This is the second of three parts of the post I published earlier. Like the first, I drafted this in March, but am just now getting around to publishing it (with some minor edits). – Anonyman
The second worst thing I’ve ever told my wife is that for approximately 9 months I had some additional, intermittent contact with the other woman. This was 9 months after I swore to her that I would not contact her and that I wouldn’t allow her to contact me. It wasn’t every day or even every week or month, but there was contact and I hadn’t told her until that day two years after D-day.
I’d like to say the why doesn’t matter, but it does. It is not for nothing that I tell people that contact is not healthy. I contacted her, or more accurately allowed her to contact me, because I missed her. I was depressed, at least somewhat suicidal, and my heart ached. I hated what I had done, but I didn’t hate her. Towards the end, I didn’t even really have strong feelings for her, but I couldn’t or wouldn’t allow that illicit relationship to die. In a way, to go strict no-contact for the rest of my life was to treat her as if she had died, and there were times when I refused to do that. I refused to let her die in my heart and I refused to treat her that way.
Another part of why I didn’t want to let the relationship die is because I’d never had a break up as an adult, let alone one in which both people had parted unwillingly. I was in my late teens when I met my wife. I never dated anyone else before or since (except for the other woman) and never had a girlfriend more serious than a crush before my wife. In short, I had no experience, no frame of reference, and so I romanticized and inflated the importance of everything, even though what I really wanted was to have never met her. I guess my pragmatic subconscious figured if I had made this huge mistake, why not inflate it into some big thing so maybe it wasn’t all bad.

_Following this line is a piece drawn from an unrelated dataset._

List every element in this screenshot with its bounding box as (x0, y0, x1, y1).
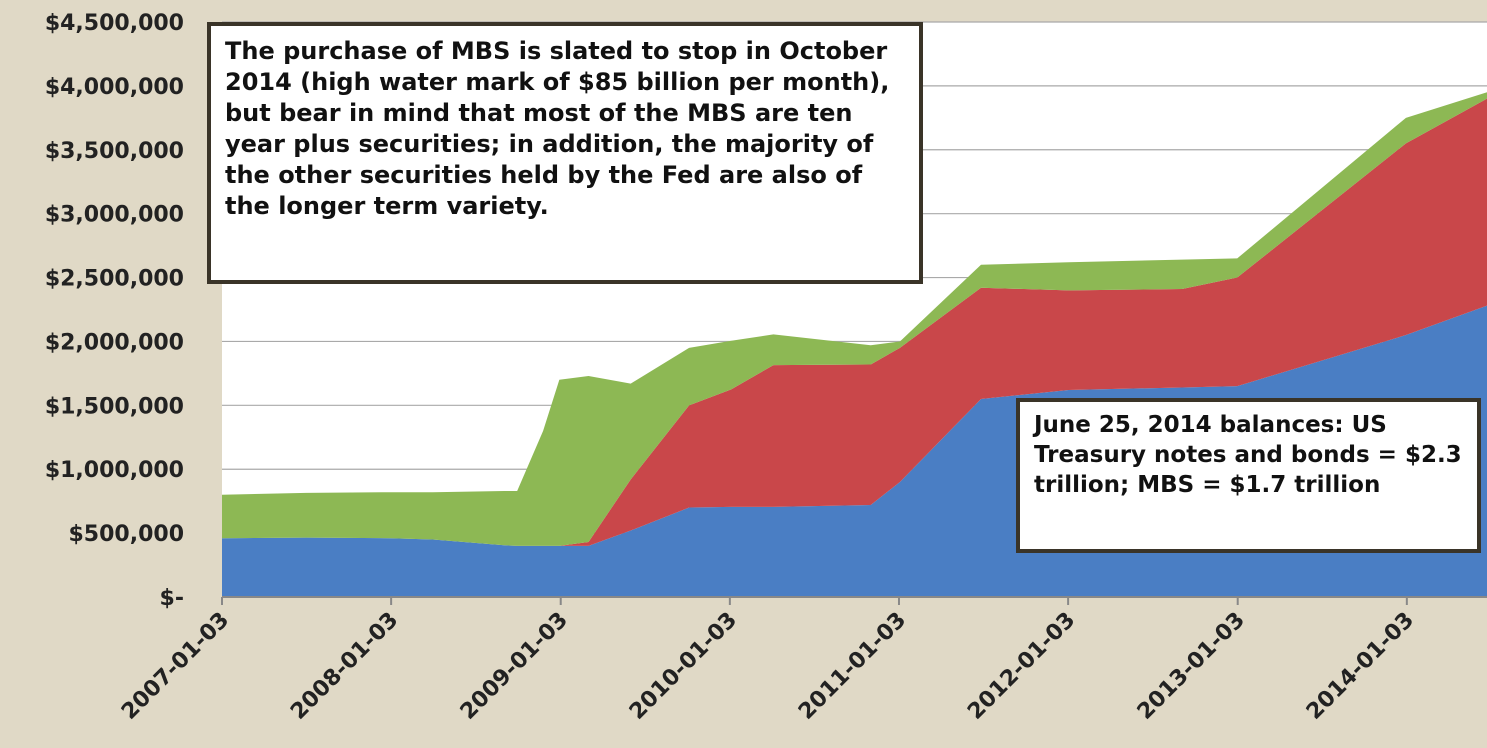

There were also unanswered questions from the affair that I wanted to know the answers to – everything from how she really felt about me to how she was doing now. I questioned many things that she had told me, at least in my head, and I questioned myself. Had I really felt love for her or was I fooling myself? Was I really as special to her as she had said I was?
There were many other questions and I never got to them all, but as the contact continued, I never got any satisfying answers – at least none I trusted. She was then, and remains now, an enigma – her true feelings hidden by the fog of doubt and mistrust that naturally come with an affair.
As much as I can ever know why I kept responding to her messages instead of doing the sane thing and ignoring her, those are some of the reasons.
The how is much more straightforward. The contact was electronic messages. There was no meeting up for coffee, no riding in a car together, no getting a hotel, no physical contact at all – and thank God for that. The way it worked was she would contact me out of the blue, invariably when I was at my weakest and most vulnerable. (I don’t want to over-spiritualize things, but the timing was just a bit too convenient to be mere coincidence) We would talk for a few days and then one or both of us would realize we were being stupid and selfish. After that, contact would end – ostensibly, for good – and then 2-3 months later I would start missing her intensely and would be just on the verge of contacting her myself when she would contact me.
There’s a lot I regret about that contact. I regret being so stupid and selfish. I regret gambling with my marriage. I regret flirting, however briefly, with the idea of resuming the affair. I regret how every time I had contact, it would restart the process of getting over her and giving my whole heart to my wife.
Most of all, I regret the lying – pretending for almost two years that I was succeeding at being a good, faithful, loving husband – that I had changed. I regret making her feel like a fool for believing me. I regret the intense pain my infidelity caused when it was finally revealed again. I regret living in constant fear that if I ever told her what I had done that it would destroy us as a couple and individually. I regret creating a shared secret with the other woman that kept us bound together for so long. I regret that I kept this awful, poisonous truth hidden from my wife, friends, family, and therapists for so long.
In the end, it was the lies that nearly killed us both.